The story gets deeper.
The BoV called an emergency session last weekend at the behest of Rector Helen Dragas. Apparently, only four of sixteen members could attend; critically, the meeting was called when two key members were definitely unable to attend. The action had apparently been in the works for weeks, but three members later claimed to know nothing of the action. A vote of 15-0-1 was recorded for asking for her resignation.
Sullivan was only the 8th president in the history of the University that Thomas Jefferson himself founded. She started in August 2010. The actions leading up to her removal were started by graduates of UVa's Darden Business School. Indeed, the whole thing sounds a whole lot like a Darden coup.
Nevertheless, how does this impact other schools nationwide?
Unsubstantiated but entirely plausible rumors have it that a Darden alum, who now works for Goldman Sachs, approached UVa to attempt to use UVa branding for some for-profit online universities that Goldman Sachs runs. UVa, in turn, would receive a very substantial kickback. The story goes that Sullivan refused this lucrative offer, despite UVa not reaching its fundraising goal set in 2004.
This all is a bit more shocking when you take it all together:
An exceptionally small group of wealthy businessmen, who were not elected to their position, unilaterally removed the president of an extremely reputable public university, with no need for approval from the state government, because the president refused to license the public, non-profit university's brand to a for-profit organization run by one of the largest banks in the world.

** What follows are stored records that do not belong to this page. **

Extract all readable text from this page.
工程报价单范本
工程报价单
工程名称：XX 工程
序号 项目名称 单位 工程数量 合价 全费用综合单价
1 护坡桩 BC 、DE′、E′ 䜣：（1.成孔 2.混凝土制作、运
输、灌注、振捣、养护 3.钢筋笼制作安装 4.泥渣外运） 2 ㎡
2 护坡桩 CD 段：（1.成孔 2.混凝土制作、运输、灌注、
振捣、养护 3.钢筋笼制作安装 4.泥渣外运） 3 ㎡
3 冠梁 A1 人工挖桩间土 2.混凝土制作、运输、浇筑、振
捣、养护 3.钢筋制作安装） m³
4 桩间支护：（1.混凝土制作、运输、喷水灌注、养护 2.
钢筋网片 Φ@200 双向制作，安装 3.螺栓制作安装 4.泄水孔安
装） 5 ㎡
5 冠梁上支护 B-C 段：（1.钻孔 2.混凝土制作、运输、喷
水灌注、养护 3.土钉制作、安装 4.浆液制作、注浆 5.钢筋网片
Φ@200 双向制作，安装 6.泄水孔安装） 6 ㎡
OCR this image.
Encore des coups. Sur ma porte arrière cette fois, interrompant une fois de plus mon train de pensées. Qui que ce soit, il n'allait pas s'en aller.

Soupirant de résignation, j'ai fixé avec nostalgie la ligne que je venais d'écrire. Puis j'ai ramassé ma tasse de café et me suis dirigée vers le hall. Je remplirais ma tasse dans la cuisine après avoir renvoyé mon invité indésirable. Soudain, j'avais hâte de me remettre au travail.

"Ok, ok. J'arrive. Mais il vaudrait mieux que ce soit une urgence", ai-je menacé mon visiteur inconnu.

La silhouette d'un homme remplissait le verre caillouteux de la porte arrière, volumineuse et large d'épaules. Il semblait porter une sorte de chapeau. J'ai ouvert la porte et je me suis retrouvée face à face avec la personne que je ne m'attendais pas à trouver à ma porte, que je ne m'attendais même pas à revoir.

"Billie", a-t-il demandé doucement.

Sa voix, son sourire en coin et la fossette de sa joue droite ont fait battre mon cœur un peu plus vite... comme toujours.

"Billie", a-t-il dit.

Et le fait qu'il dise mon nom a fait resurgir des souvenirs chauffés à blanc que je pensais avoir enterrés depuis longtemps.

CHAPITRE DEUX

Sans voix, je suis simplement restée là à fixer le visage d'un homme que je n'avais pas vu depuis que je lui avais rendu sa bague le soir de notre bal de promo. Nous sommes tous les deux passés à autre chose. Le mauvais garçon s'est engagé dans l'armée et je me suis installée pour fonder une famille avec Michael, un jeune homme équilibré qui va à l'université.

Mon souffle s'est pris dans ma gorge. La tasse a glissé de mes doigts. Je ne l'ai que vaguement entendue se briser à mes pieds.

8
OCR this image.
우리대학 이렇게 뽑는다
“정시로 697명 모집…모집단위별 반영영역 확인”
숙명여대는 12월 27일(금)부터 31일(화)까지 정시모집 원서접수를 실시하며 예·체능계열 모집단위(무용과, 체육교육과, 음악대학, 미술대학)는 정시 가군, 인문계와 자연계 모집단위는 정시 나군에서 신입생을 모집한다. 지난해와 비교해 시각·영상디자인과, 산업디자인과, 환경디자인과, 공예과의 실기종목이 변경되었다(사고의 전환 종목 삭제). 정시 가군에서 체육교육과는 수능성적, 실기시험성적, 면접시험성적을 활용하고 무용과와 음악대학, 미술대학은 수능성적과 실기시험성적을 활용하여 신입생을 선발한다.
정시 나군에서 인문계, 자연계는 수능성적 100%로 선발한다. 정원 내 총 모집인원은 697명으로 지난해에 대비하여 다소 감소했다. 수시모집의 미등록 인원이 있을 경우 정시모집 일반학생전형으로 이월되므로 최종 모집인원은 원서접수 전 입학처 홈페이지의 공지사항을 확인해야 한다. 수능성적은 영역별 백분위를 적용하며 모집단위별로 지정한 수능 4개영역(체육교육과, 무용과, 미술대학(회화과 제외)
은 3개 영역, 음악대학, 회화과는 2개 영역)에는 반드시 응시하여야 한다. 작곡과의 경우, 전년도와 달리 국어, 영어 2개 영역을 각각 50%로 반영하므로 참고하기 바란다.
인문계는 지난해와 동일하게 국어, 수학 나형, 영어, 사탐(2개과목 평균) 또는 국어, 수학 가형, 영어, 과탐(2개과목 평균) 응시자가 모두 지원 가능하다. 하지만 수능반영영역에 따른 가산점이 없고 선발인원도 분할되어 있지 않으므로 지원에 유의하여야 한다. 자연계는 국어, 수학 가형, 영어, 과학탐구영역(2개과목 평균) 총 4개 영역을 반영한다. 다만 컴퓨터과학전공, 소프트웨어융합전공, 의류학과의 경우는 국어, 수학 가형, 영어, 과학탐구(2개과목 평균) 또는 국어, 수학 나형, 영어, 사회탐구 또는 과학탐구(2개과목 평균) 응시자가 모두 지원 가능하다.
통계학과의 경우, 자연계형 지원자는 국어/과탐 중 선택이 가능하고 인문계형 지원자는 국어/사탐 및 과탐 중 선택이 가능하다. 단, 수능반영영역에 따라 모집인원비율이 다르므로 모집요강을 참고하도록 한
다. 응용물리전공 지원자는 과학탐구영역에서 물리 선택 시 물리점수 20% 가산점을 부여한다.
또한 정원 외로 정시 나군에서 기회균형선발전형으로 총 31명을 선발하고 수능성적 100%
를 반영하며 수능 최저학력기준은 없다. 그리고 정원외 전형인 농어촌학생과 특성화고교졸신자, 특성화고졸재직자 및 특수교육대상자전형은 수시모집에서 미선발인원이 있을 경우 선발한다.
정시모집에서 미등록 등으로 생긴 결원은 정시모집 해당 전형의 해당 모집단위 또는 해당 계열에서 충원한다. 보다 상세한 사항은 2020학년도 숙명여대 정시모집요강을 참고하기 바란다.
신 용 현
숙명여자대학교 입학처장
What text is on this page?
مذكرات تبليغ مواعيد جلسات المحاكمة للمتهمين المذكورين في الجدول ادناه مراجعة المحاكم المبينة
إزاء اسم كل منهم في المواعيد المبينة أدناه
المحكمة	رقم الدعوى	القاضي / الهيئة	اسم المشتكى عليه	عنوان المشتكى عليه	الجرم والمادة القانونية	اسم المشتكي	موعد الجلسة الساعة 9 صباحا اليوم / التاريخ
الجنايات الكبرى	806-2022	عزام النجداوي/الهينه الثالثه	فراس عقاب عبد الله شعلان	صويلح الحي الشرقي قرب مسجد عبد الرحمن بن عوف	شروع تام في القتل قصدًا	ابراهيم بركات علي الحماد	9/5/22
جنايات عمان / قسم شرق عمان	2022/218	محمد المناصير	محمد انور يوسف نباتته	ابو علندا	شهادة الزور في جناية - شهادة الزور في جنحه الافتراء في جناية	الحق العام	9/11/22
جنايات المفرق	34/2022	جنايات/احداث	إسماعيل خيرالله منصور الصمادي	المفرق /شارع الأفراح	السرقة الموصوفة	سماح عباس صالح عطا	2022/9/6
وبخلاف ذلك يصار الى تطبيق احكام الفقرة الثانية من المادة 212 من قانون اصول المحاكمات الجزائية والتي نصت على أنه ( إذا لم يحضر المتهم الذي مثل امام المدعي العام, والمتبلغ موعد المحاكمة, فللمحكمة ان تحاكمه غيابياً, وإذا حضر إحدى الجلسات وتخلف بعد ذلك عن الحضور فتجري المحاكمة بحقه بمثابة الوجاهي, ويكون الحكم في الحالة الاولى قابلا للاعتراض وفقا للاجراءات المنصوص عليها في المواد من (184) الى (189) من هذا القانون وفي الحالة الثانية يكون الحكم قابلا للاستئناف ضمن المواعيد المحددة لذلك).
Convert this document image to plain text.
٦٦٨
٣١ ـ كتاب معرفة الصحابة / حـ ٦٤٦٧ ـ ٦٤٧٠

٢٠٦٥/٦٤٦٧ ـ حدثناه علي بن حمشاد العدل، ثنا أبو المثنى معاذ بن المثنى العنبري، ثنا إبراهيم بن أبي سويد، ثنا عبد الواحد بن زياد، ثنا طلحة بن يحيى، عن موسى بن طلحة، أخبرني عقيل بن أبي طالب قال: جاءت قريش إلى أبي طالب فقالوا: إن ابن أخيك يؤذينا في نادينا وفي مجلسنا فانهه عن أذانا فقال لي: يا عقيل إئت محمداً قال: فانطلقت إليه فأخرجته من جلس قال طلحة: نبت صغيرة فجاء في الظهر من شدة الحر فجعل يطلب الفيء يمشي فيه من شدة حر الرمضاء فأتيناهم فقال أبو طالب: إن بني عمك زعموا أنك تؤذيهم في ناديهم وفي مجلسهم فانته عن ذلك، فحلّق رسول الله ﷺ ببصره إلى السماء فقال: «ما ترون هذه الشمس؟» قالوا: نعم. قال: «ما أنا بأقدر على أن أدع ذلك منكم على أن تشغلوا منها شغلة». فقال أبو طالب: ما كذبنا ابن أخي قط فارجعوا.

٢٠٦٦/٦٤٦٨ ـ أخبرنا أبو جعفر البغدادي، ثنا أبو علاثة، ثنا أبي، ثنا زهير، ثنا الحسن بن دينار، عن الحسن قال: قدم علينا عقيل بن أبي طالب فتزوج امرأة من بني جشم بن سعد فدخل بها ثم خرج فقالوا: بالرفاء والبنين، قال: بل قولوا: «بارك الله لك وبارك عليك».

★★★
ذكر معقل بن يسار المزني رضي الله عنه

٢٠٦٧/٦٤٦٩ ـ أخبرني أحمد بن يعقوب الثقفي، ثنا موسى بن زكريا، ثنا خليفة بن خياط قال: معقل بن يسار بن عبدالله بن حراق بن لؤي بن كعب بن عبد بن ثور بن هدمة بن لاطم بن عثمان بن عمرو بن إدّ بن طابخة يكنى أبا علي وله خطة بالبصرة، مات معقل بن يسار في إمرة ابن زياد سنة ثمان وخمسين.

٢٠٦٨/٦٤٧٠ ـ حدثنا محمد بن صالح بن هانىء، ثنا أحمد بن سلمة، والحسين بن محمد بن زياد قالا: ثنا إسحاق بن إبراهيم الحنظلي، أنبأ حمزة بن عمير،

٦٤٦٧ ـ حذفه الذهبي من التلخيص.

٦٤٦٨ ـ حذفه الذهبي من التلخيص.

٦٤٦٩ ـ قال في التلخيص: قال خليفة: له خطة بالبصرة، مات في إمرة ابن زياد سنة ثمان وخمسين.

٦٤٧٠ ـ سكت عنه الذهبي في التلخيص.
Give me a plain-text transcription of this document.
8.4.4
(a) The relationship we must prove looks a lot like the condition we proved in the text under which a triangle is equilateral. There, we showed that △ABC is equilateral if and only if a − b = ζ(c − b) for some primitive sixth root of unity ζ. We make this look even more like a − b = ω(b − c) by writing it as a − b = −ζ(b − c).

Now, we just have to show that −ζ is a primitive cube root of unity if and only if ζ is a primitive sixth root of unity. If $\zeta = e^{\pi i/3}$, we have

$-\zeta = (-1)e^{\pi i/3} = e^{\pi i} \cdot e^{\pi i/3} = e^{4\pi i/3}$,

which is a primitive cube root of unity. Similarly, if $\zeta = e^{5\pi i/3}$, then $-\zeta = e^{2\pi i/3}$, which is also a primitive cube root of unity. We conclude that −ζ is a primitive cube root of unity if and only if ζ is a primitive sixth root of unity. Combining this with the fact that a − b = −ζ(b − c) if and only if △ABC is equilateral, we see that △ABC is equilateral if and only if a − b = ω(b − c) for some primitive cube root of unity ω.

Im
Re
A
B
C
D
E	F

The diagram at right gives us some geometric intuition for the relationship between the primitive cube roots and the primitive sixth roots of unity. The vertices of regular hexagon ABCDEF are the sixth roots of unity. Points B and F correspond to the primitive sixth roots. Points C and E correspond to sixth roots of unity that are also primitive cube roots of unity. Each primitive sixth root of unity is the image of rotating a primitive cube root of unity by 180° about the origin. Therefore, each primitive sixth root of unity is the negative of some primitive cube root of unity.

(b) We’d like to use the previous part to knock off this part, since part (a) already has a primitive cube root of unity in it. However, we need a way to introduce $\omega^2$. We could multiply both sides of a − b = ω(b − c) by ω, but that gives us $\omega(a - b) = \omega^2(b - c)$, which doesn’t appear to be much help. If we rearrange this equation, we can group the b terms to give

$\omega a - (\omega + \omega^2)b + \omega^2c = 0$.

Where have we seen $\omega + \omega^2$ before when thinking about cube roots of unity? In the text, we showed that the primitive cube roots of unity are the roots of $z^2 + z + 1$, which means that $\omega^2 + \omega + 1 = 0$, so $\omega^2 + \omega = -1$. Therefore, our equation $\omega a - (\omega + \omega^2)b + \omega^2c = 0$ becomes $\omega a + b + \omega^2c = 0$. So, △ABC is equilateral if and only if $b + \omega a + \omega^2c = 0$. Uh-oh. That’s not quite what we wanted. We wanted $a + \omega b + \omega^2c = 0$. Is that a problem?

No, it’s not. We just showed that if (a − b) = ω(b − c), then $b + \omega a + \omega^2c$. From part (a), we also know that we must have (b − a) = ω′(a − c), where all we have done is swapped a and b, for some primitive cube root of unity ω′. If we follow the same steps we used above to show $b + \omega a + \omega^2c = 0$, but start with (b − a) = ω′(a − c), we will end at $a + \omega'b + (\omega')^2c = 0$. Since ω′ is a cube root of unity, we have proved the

Again: a successful, well-liked president of one of the most highly regarded universities in the United States just got shit-canned because she allegedly stood up to Goldman Sachs. Holy. Fuck.
If this is happening at a public
school like UVa, what's to prevent this from happening at a private school? Or a public school with more financial woes that UVa?
For better or for worse, universities have used their non-profit status as a shield against the invisible hand of the market. This action has fired a warning shot, or maybe this will be the shot heard round the world. College education is changing, as it must, but this is a bold action that doesn't leave a lot of room for debate.